Gümüş-gri "kentsel" renk, bakımı ve değiştirilmesi kolay malzemeler tarafından yaratılmıştır. Şeffaf panellerin ve dikkatli aydınlatmanın kullanılması, istasyonları kasaba halkı için güvenli ve "anlaşılır" hale getirir. Projenin temel ilkeleri, Benthem Crouwel'in ilgili mimari yarışmayı kazandığı 1995 yılında atıldı.

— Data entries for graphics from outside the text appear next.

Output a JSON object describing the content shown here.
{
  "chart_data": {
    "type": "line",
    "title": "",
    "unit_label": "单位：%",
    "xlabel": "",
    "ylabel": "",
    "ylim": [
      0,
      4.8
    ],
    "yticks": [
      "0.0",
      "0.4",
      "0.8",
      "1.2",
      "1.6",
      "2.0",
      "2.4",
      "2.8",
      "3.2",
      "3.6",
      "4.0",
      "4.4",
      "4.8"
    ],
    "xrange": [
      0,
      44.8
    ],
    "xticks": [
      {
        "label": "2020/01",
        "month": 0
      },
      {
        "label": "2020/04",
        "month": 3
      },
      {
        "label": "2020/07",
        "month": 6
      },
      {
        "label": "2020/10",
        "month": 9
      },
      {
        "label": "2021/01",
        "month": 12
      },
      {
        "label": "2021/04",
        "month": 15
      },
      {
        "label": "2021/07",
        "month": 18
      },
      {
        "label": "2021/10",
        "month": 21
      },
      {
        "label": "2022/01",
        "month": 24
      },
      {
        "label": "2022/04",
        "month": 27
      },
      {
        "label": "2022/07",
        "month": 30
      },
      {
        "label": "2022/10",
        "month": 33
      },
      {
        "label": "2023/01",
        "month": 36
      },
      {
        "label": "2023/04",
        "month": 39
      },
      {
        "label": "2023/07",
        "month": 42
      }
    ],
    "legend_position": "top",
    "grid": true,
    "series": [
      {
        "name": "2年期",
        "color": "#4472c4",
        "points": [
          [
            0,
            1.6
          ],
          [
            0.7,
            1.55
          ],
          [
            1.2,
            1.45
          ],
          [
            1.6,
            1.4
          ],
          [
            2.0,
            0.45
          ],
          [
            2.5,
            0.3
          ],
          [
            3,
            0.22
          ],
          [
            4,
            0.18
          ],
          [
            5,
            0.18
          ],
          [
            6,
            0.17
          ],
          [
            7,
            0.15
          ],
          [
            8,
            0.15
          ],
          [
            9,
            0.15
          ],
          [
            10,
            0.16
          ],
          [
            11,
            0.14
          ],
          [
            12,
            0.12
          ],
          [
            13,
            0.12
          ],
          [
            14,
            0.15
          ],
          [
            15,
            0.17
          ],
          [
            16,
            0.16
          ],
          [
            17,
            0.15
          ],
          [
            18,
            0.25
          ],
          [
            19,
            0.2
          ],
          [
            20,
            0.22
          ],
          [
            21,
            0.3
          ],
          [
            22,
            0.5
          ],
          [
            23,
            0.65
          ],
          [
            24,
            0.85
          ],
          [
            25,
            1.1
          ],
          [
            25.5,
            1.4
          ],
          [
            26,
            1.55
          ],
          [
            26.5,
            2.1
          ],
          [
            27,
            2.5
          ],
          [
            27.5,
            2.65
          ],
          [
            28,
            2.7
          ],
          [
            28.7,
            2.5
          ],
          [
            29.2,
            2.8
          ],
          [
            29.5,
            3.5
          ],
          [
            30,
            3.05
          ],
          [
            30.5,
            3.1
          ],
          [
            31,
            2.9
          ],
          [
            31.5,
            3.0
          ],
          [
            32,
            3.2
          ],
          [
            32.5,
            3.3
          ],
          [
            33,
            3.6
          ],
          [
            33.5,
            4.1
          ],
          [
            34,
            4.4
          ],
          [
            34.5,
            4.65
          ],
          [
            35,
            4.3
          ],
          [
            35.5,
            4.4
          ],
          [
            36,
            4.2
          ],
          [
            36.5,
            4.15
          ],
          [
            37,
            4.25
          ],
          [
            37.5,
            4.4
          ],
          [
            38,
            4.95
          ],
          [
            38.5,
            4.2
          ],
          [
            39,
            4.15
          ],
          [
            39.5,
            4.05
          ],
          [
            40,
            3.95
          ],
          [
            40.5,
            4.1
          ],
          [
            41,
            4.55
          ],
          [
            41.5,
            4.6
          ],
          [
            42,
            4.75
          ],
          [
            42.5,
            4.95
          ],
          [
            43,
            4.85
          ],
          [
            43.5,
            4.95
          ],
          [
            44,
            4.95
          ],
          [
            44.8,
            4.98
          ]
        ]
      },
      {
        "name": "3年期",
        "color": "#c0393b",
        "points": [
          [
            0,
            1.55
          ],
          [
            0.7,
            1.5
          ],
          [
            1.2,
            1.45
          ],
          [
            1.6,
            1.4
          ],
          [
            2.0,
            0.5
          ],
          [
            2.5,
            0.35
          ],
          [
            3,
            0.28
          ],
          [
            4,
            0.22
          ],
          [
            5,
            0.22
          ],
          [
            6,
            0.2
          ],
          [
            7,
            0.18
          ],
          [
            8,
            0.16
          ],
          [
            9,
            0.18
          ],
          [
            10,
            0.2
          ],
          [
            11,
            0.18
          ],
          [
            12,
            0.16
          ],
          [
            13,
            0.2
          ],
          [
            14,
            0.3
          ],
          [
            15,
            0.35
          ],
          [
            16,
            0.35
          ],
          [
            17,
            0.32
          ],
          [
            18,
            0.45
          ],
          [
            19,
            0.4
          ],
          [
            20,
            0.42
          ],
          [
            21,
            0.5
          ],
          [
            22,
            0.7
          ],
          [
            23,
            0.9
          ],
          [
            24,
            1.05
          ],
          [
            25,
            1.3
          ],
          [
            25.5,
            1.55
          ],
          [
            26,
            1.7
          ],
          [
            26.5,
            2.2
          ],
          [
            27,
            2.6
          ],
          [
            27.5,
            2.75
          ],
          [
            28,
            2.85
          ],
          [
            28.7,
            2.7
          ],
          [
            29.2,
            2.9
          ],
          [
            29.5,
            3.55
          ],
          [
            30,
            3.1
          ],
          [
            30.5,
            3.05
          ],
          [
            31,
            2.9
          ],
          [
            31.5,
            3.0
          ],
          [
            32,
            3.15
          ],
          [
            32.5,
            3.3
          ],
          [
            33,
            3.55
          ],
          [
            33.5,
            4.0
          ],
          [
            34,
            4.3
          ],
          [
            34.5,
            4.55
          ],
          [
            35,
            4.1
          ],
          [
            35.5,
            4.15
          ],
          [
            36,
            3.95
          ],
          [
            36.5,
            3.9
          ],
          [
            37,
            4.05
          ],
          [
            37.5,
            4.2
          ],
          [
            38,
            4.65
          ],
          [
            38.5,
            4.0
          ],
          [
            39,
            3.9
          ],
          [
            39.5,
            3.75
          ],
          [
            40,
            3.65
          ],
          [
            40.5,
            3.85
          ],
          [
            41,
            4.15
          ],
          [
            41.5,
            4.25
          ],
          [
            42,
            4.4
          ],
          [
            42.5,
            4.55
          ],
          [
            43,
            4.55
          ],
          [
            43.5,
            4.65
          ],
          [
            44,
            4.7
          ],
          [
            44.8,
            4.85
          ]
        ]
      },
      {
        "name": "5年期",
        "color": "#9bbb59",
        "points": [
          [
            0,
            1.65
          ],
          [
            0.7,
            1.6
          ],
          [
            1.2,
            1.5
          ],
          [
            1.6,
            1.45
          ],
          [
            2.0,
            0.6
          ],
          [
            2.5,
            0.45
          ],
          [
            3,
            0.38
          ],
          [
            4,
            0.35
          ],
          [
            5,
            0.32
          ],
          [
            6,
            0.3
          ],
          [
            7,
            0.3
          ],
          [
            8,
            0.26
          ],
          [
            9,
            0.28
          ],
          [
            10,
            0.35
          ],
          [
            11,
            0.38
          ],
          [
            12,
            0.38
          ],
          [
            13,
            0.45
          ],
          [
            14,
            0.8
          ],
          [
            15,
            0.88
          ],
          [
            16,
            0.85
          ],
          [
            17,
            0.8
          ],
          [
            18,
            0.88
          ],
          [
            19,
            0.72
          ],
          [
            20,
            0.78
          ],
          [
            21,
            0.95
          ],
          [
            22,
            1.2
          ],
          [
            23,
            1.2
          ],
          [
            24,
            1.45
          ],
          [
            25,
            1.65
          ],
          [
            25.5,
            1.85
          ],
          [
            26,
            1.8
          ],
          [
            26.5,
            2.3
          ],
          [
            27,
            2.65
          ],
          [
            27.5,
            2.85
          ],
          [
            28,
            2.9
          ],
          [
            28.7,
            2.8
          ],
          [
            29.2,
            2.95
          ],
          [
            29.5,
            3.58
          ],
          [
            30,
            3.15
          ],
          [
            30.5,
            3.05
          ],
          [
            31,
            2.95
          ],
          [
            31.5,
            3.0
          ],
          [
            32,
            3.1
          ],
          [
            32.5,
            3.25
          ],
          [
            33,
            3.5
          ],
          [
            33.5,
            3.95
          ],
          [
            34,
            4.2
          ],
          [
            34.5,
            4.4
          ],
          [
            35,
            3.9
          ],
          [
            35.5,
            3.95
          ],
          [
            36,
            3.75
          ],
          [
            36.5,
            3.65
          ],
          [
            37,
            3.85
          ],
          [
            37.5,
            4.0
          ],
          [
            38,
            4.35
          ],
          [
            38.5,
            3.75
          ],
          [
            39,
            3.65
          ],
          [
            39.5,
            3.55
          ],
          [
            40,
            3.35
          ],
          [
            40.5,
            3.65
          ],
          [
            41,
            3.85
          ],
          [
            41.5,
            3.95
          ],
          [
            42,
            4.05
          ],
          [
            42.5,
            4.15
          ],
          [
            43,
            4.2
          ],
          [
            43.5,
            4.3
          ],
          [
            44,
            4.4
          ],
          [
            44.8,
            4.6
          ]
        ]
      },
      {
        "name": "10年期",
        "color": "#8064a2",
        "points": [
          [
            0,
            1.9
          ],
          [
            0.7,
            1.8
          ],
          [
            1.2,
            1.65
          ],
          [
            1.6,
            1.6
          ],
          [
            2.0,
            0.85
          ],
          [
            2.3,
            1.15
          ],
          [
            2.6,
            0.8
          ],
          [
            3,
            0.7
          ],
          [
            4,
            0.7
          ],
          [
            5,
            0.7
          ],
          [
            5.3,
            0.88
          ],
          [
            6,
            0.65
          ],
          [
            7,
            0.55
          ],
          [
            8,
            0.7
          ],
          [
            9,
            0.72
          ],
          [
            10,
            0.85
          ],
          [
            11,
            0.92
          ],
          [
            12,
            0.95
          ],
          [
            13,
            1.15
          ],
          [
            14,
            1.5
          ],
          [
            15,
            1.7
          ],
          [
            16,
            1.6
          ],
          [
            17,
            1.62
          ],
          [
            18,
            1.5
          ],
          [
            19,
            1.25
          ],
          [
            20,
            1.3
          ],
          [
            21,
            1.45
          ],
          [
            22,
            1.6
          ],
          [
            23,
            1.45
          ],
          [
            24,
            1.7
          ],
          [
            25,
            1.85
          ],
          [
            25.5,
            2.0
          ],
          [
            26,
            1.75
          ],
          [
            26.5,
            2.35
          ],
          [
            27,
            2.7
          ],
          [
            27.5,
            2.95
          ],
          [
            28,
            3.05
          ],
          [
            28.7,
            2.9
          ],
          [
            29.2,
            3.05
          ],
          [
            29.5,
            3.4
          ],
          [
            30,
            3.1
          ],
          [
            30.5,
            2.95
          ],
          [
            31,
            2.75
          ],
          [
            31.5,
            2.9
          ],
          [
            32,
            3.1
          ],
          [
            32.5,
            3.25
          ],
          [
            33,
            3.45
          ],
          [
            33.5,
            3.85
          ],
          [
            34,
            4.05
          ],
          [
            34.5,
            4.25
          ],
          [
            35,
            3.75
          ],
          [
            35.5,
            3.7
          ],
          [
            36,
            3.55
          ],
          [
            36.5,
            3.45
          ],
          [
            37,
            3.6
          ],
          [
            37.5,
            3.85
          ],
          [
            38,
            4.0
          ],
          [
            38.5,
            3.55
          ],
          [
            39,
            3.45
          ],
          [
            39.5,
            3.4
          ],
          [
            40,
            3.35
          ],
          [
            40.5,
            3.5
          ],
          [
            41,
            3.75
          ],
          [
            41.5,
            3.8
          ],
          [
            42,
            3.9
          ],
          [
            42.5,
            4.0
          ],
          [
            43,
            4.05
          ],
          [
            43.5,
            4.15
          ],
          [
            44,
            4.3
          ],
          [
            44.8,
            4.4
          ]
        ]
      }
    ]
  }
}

Her istasyon, Hollandalı ve yabancı sanatçılar tarafından kendisi için özel olarak yaratılmış bir veya daha fazla sanat eseri aldı. Örneğin, Merkez İstasyon istasyonunda, David Klarbout'un video sanatı bir hava durumu tahmini içeriyor ve Weiselgracht'a Marian Laper tarafından Hollandalı şarkıcı ve aktör Ramses Schaffy'nin hafif bir portresi yerleştirildi. Daniel Devar ve Gregory Gikel'in yaptığı Rokin platform salonunun duvarları, inşaat sırasında yapılan arkeolojik buluntuları tasvir ediyor (ayrıca bu tür öğelerin bir mini müzesi de var). Airpaplane'de Gerald van der Cap'in fotoğrafları kara film taklidi yapıyor.